Under a covenant-based approach, obligations generally include:
Joining the covenant program and maintaining membership standing.
Submitting action plans or equivalent commitments.
Providing data and progress reporting on packaging composition, recyclability, recycled content, and problematic materials phase-out.
Implementing internal governance to coordinate procurement, product design, marketing, and logistics.
APCO materials explicitly acknowledge that the original 2025 targets are not expected to be fully met within that timeframe and indicate a revised target date will be established. This matters because governments often respond to underperformance with stronger regulation, making early compliance capability a strategic risk control.
APCO materials also flag that regulatory reforms are expected to enhance design for recyclability, labellin,g and recycled content, indicating future compliance tightening.
Important Deadlines
Original target year: 2025 targets remain a key reference point, even where revision is anticipated.
Revised date forthcoming: APCO indicates a revised target date will be established, creating a moving but predictable compliance horizon.
Current Status
The targets and covenant framework are active policy instruments, supported by government and APCO materials, and closely linked to ongoing packaging regulation reform discussions.
Penalties for Non-Compliance
Primary enforcement is market access and contractual: retailers and brand owners can delist products failing packaging specs.

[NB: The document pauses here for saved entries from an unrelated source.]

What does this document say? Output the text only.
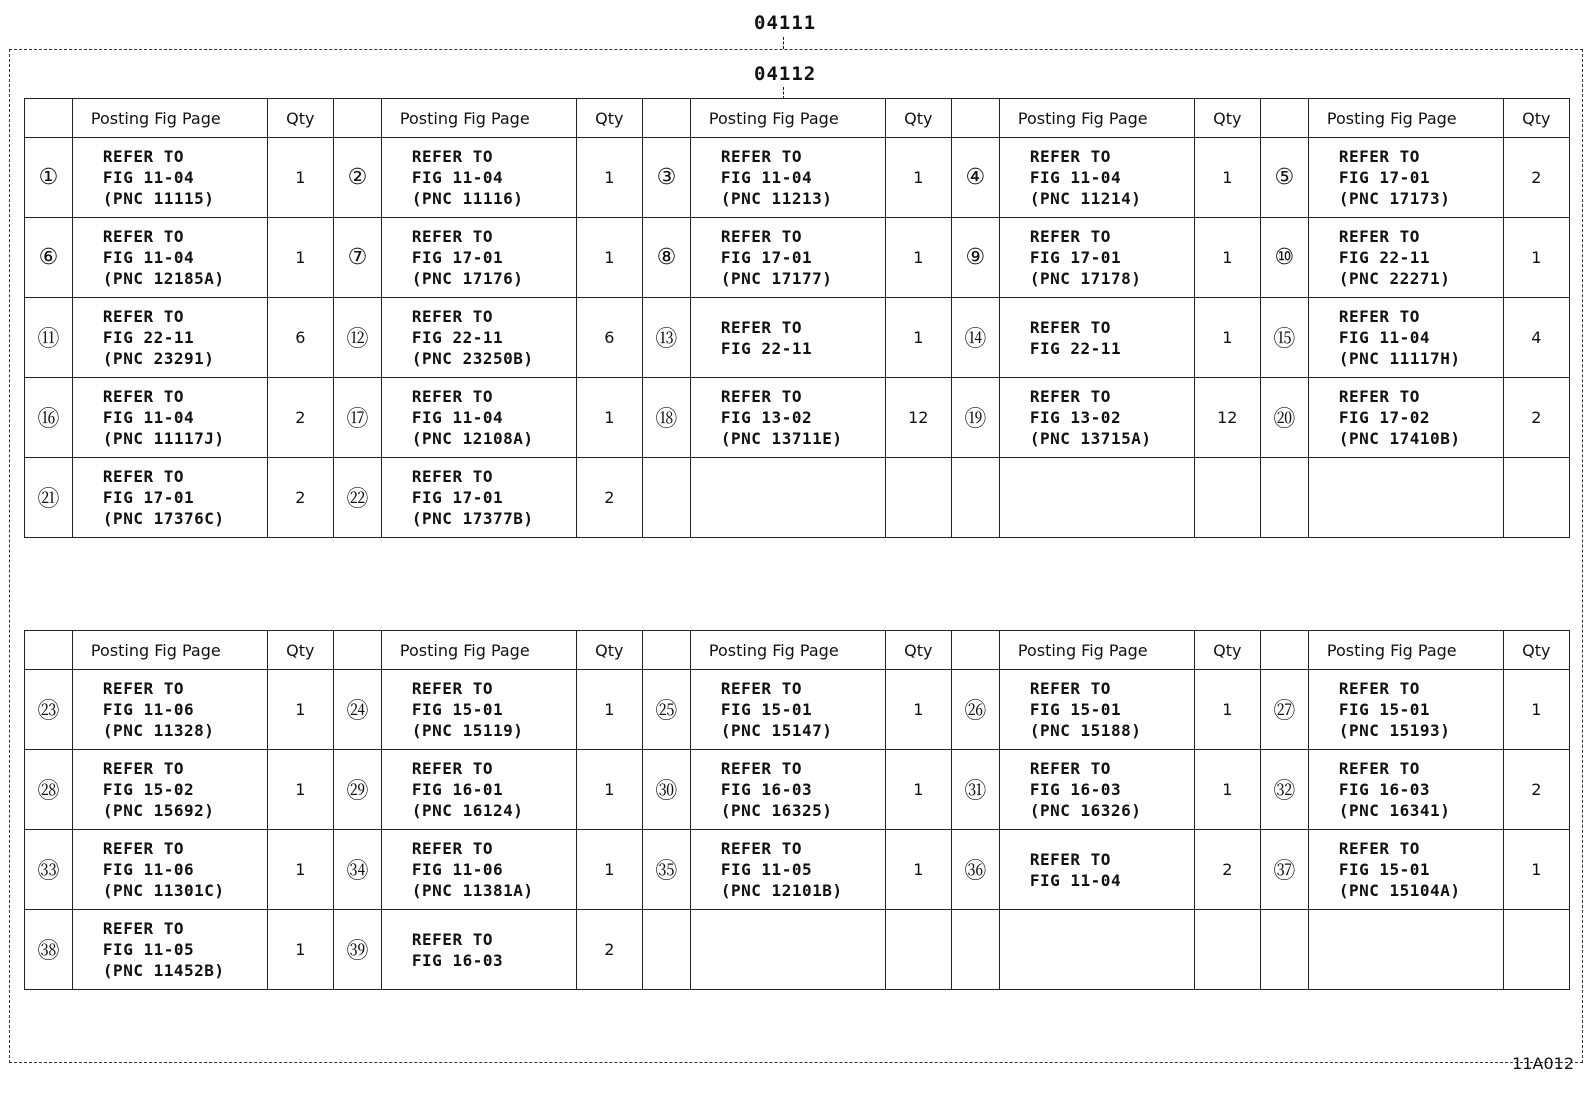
04111
04112
	Posting Fig Page	Qty		Posting Fig Page	Qty		Posting Fig Page	Qty		Posting Fig Page	Qty		Posting Fig Page	Qty
①	REFER TO
FIG 11-04
(PNC 11115)	1	②	REFER TO
FIG 11-04
(PNC 11116)	1	③	REFER TO
FIG 11-04
(PNC 11213)	1	④	REFER TO
FIG 11-04
(PNC 11214)	1	⑤	REFER TO
FIG 17-01
(PNC 17173)	2
⑥	REFER TO
FIG 11-04
(PNC 12185A)	1	⑦	REFER TO
FIG 17-01
(PNC 17176)	1	⑧	REFER TO
FIG 17-01
(PNC 17177)	1	⑨	REFER TO
FIG 17-01
(PNC 17178)	1	⑩	REFER TO
FIG 22-11
(PNC 22271)	1
⑪	REFER TO
FIG 22-11
(PNC 23291)	6	⑫	REFER TO
FIG 22-11
(PNC 23250B)	6	⑬	REFER TO
FIG 22-11	1	⑭	REFER TO
FIG 22-11	1	⑮	REFER TO
FIG 11-04
(PNC 11117H)	4
⑯	REFER TO
FIG 11-04
(PNC 11117J)	2	⑰	REFER TO
FIG 11-04
(PNC 12108A)	1	⑱	REFER TO
FIG 13-02
(PNC 13711E)	12	⑲	REFER TO
FIG 13-02
(PNC 13715A)	12	⑳	REFER TO
FIG 17-02
(PNC 17410B)	2
㉑	REFER TO
FIG 17-01
(PNC 17376C)	2	㉒	REFER TO
FIG 17-01
(PNC 17377B)	2		

	Posting Fig Page	Qty		Posting Fig Page	Qty		Posting Fig Page	Qty		Posting Fig Page	Qty		Posting Fig Page	Qty
㉓	REFER TO
FIG 11-06
(PNC 11328)	1	㉔	REFER TO
FIG 15-01
(PNC 15119)	1	㉕	REFER TO
FIG 15-01
(PNC 15147)	1	㉖	REFER TO
FIG 15-01
(PNC 15188)	1	㉗	REFER TO
FIG 15-01
(PNC 15193)	1
㉘	REFER TO
FIG 15-02
(PNC 15692)	1	㉙	REFER TO
FIG 16-01
(PNC 16124)	1	㉚	REFER TO
FIG 16-03
(PNC 16325)	1	㉛	REFER TO
FIG 16-03
(PNC 16326)	1	㉜	REFER TO
FIG 16-03
(PNC 16341)	2
㉝	REFER TO
FIG 11-06
(PNC 11301C)	1	㉞	REFER TO
FIG 11-06
(PNC 11381A)	1	㉟	REFER TO
FIG 11-05
(PNC 12101B)	1	㊱	REFER TO
FIG 11-04	2	㊲	REFER TO
FIG 15-01
(PNC 15104A)	1
㊳	REFER TO
FIG 11-05
(PNC 11452B)	1	㊴	REFER TO
FIG 16-03	2		

11A012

Public reporting and covenant transparency create reputational risk. As reforms tighten, direct regulatory penalties may expand.
Examples of Known Violations
Common packaging compliance breakdowns include:
“Recyclable” labelling is not aligned with real-world collection and processing availability.
Recycled content claims without supplier certificates and chain-of-custody evidence.
Failure to phase out problematic materials due to late redesign and procurement lead times.
Poor packaging of data systems is preventing credible reporting.
Inconsistent specifications across SKUs and markets are leading to non-compliant stock.